Through the centuries, churches have been designed to wall in space and shut out light. From the starkest, most roughly-hewn gathering places to the stateliest landmark cathedrals of Old Europe, the intent has always been twofold: first, to create a uniquely Christian experience in which the spirit of community is embraced and, second, to encourage a mood of contemplation wherein the heart's own voice might rise quietly, reverentially.

For churches, the challenge was to bring in light from the outside without allowing distractions from this outside world to pour into their worship space. The sunlight that would be allowed in should not drench worshippers in its glaring brightness but rather this light should be a transformative light that would help to illumine the interiors of the church...and the soul.

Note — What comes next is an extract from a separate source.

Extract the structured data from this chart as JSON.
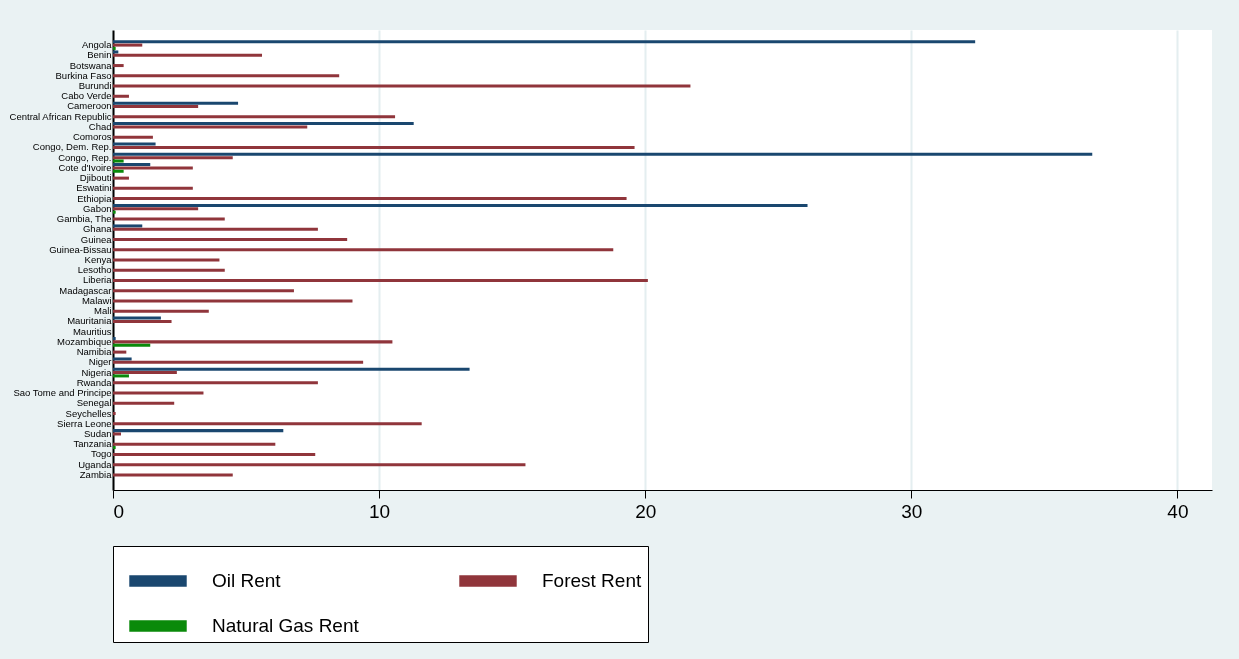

In stained glass, they found their answer. For its inherent translucence and potential for fabrication allow glass to both capture and play with light. Given shape, color and images that unfold the story of Jesus Christ and His followers, this "art glass" works to stimulate the visual senses, stirring emotions that direct our thoughts inward, towards God. And by infusing worship space and worshippers alike with a heightened sense of purpose, stained glass windows compliment the liturgy.

It is a dynamic interplay of light and soul experienced personally and profoundly by succeeding generations of visitors here at the Basilica of the National Shrine of Mary, Queen of the Universe.